Chou adds that retail properties are little bit simpler, but they still require a specific skill set for brokers.
“Within the category of commercial real estate there are specialties and subspecialties,” says Bruce Ailion, a broker and attorney with RE/MAX Town and Country in Atlanta. “These include investment sales property management. In investment sales someone might specialize in office properties, apartments, industrial properties, churches, NNN properties like fast food restaurants or gas stations. I recently heard someone is specializing in car wash facilities. ”
Ailion recommends specializing in a particular type of commercial real estate even if you’re primarily a residential broker looking to dabble in it. There are many training programs available, but he warns that they can be expensive and require a lot of dedication.
“Knowing the market, knowing the jargon, learning how to market or acquire clients and understanding the concerns of tenants or sellers based on the property type is important.
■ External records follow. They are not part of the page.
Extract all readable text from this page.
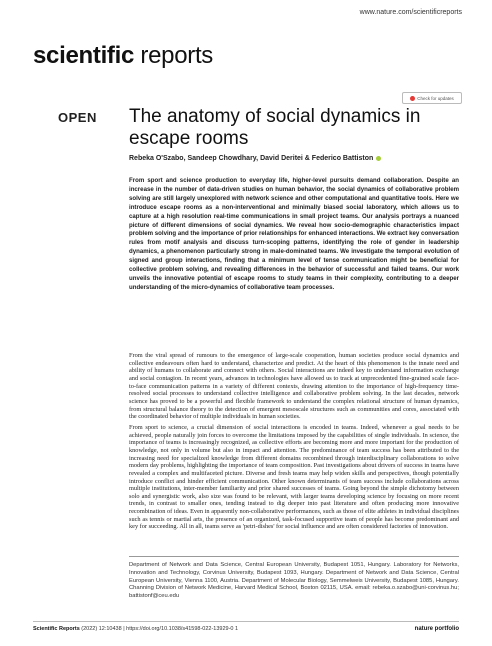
www.nature.com/scientificreports
scientific reports
Check for updates
OPEN The anatomy of social dynamics in escape rooms
Rebeka O'Szabo, Sandeep Chowdhary, David Deritei & Federico Battiston

From sport and science production to everyday life, higher-level pursuits demand collaboration. Despite an increase in the number of data-driven studies on human behavior, the social dynamics of collaborative problem solving are still largely unexplored with network science and other computational and quantitative tools. Here we introduce escape rooms as a non-interventional and minimally biased social laboratory, which allows us to capture at a high resolution real-time communications in small project teams. Our analysis portrays a nuanced picture of different dimensions of social dynamics. We reveal how socio-demographic characteristics impact problem solving and the importance of prior relationships for enhanced interactions. We extract key conversation rules from motif analysis and discuss turn-scoping patterns, identifying the role of gender in leadership dynamics, a phenomenon particularly strong in male-dominated teams. We investigate the temporal evolution of signed and group interactions, finding that a minimum level of tense communication might be beneficial for collective problem solving, and revealing differences in the behavior of successful and failed teams. Our work unveils the innovative potential of escape rooms to study teams in their complexity, contributing to a deeper understanding of the micro-dynamics of collaborative team processes.

From the viral spread of rumours to the emergence of large-scale cooperation, human societies produce social dynamics and collective endeavours often hard to understand, characterize and predict. At the heart of this phenomenon is the innate need and ability of humans to collaborate and connect with others. Social interactions are indeed key to understand information exchange and social contagion. In recent years, advances in technologies have allowed us to track at unprecedented fine-grained scale face-to-face communication patterns in a variety of different contexts, drawing attention to the importance of high-frequency time-resolved social processes to understand collective intelligence and collaborative problem solving. In the last decades, network science has proved to be a powerful and flexible framework to understand the complex relational structure of human dynamics, from structural balance theory to the detection of emergent mesoscale structures such as communities and cores, associated with the coordinated behavior of multiple individuals in human societies.

From sport to science, a crucial dimension of social interactions is encoded in teams. Indeed, whenever a goal needs to be achieved, people naturally join forces to overcome the limitations imposed by the capabilities of single individuals. In science, the importance of teams is increasingly recognized, as collective efforts are becoming more and more important for the production of knowledge, not only in volume but also in impact and attention. The predominance of team success has been attributed to the increasing need for specialized knowledge from different domains recombined through interdisciplinary collaborations to solve modern day problems, highlighting the importance of team composition. Past investigations about drivers of success in teams have revealed a complex and multifaceted picture. Diverse and fresh teams may help widen skills and perspectives, though potentially introduce conflict and hinder efficient communication. Other known determinants of team success include collaborations across multiple institutions, inter-member familiarity and prior shared successes of teams. Going beyond the simple dichotomy between solo and synergistic work, also size was found to be relevant, with larger teams developing science by focusing on more recent trends, in contrast to smaller ones, tending instead to dig deeper into past literature and often producing more innovative recombination of ideas. Even in apparently non-collaborative performances, such as those of elite athletes in individual disciplines such as tennis or martial arts, the presence of an organized, task-focused supportive team of people has become predominant and key for succeeding. All in all, teams serve as 'petri-dishes' for social influence and are often considered factories of innovation.

Department of Network and Data Science, Central European University, Budapest 1051, Hungary. Laboratory for Networks, Innovation and Technology, Corvinus University, Budapest 1093, Hungary. Department of Network and Data Science, Central European University, Vienna 1100, Austria. Department of Molecular Biology, Semmelweis University, Budapest 1085, Hungary. Channing Division of Network Medicine, Harvard Medical School, Boston 02115, USA. email: rebeka.o.szabo@uni-corvinus.hu; battistonf@ceu.edu

Scientific Reports (2022) 12:10438 | https://doi.org/10.1038/s41598-022-13929-0 1	nature portfolio
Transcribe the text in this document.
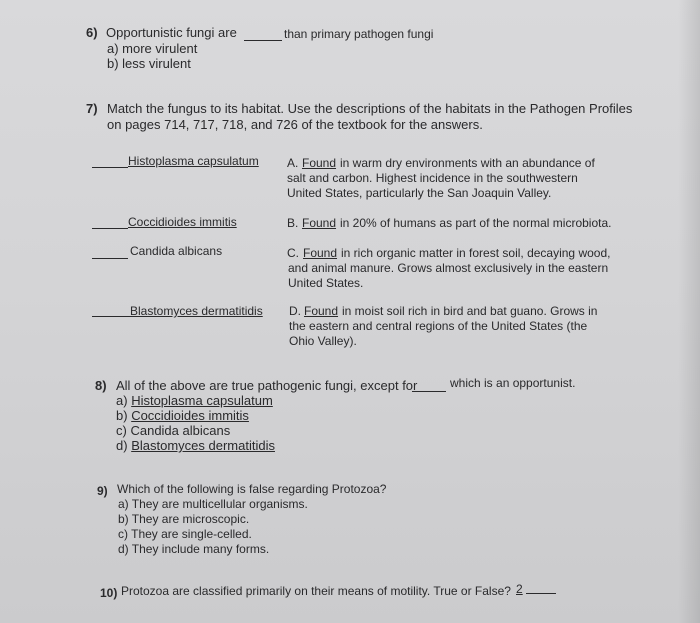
6) Opportunistic fungi are	than primary pathogen fungi
a) more virulent
b) less virulent
7) Match the fungus to its habitat. Use the descriptions of the habitats in the Pathogen Profiles
on pages 714, 717, 718, and 726 of the textbook for the answers.
Histoplasma capsulatum A. Found in warm dry environments with an abundance of
salt and carbon. Highest incidence in the southwestern
United States, particularly the San Joaquin Valley.
Coccidioides immitis	B. Found in 20% of humans as part of the normal microbiota.
Candida albicans	C. Found in rich organic matter in forest soil, decaying wood,
and animal manure. Grows almost exclusively in the eastern
United States.
Blastomyces dermatitidis D. Found in moist soil rich in bird and bat guano. Grows in
the eastern and central regions of the United States (the
Ohio Valley).
8) All of the above are true pathogenic fungi, except for	which is an opportunist.
a) Histoplasma capsulatum
b) Coccidioides immitis
c) Candida albicans
d) Blastomyces dermatitidis
9) Which of the following is false regarding Protozoa?
a) They are multicellular organisms.
b) They are microscopic.
c) They are single-celled.
d) They include many forms.
10) Protozoa are classified primarily on their means of motility. True or False? 2
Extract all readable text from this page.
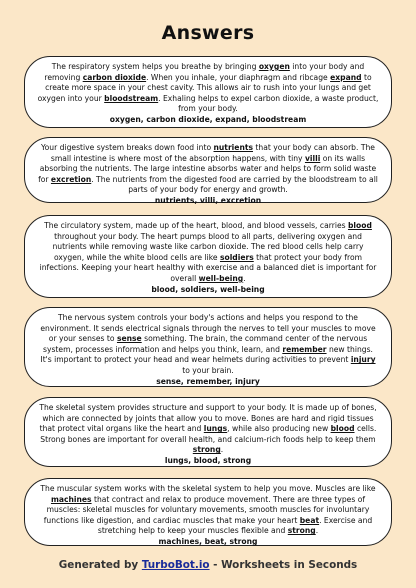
Answers

The respiratory system helps you breathe by bringing oxygen into your body and removing carbon dioxide. When you inhale, your diaphragm and ribcage expand to create more space in your chest cavity. This allows air to rush into your lungs and get oxygen into your bloodstream. Exhaling helps to expel carbon dioxide, a waste product, from your body.

oxygen, carbon dioxide, expand, bloodstream

Your digestive system breaks down food into nutrients that your body can absorb. The small intestine is where most of the absorption happens, with tiny villi on its walls absorbing the nutrients. The large intestine absorbs water and helps to form solid waste for excretion. The nutrients from the digested food are carried by the bloodstream to all parts of your body for energy and growth.

nutrients, villi, excretion

The circulatory system, made up of the heart, blood, and blood vessels, carries blood throughout your body. The heart pumps blood to all parts, delivering oxygen and nutrients while removing waste like carbon dioxide. The red blood cells help carry oxygen, while the white blood cells are like soldiers that protect your body from infections. Keeping your heart healthy with exercise and a balanced diet is important for overall well-being.

blood, soldiers, well-being

The nervous system controls your body's actions and helps you respond to the environment. It sends electrical signals through the nerves to tell your muscles to move or your senses to sense something. The brain, the command center of the nervous system, processes information and helps you think, learn, and remember new things. It's important to protect your head and wear helmets during activities to prevent injury to your brain.

sense, remember, injury

The skeletal system provides structure and support to your body. It is made up of bones, which are connected by joints that allow you to move. Bones are hard and rigid tissues that protect vital organs like the heart and lungs, while also producing new blood cells. Strong bones are important for overall health, and calcium-rich foods help to keep them strong.

lungs, blood, strong

The muscular system works with the skeletal system to help you move. Muscles are like machines that contract and relax to produce movement. There are three types of muscles: skeletal muscles for voluntary movements, smooth muscles for involuntary functions like digestion, and cardiac muscles that make your heart beat. Exercise and stretching help to keep your muscles flexible and strong.

machines, beat, strong

Generated by TurboBot.io - Worksheets in Seconds
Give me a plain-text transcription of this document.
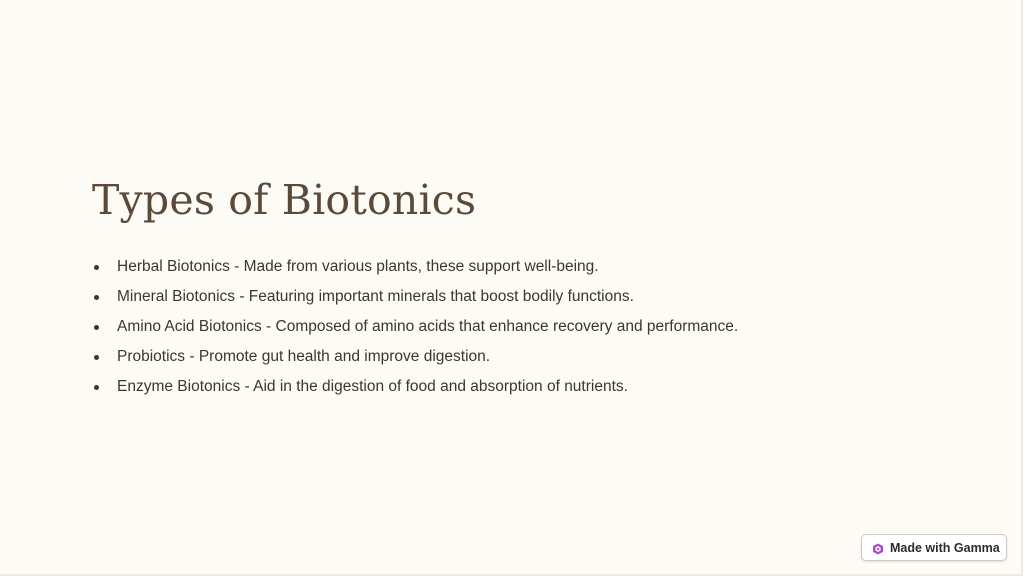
Types of Biotonics
Herbal Biotonics - Made from various plants, these support well-being.
Mineral Biotonics - Featuring important minerals that boost bodily functions.
Amino Acid Biotonics - Composed of amino acids that enhance recovery and performance.
Probiotics - Promote gut health and improve digestion.
Enzyme Biotonics - Aid in the digestion of food and absorption of nutrients.
Made with Gamma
You cannot know the entire market, so specializing in a subcategory makes sense. Likewise, the jargon and technology is different in different categories,” Ailion says. “I recall when I was starting out I happened to get a tenant for a 100,000-square-foot warehouse. I was familiar with dock doors and drive-ins and ceiling height and beam spans, but when the tenant started asking about foundation cuts and weight per square foot the floor could support, I was clueless. Fortunately, the leasing agent took over and I just shook my head.”
With 39 years in both sides of the business, Ailion says he has found a great balance of residential and commercial that can swing to a ratio of 30/70 in either direction depending on the market demands.
Having such flexibility is welcome for an industry as unpredictable as real estate. Dabbling in commercial usually starts with an easy lead, but those who have been there know that it is much harder to get to the finish line.
Big companies, such as Berkshire Hathaway HomeServices, have deep resources to support those looking to dabble, but usually require agents to secure permission from their broker first because there are so many inherent risks, says Lopez, who has received a lot of interest in commercial from the residential agents on his team.
“If they’re not trained (in commercial real estate), they should be seeking somebody they can shadow. That’s the best decision on behalf of their own client,” advises Lopez. “Once you get the skills, knowledge and tools, it is an exciting career.”
Andrew King is a contributing editor for RISMedia.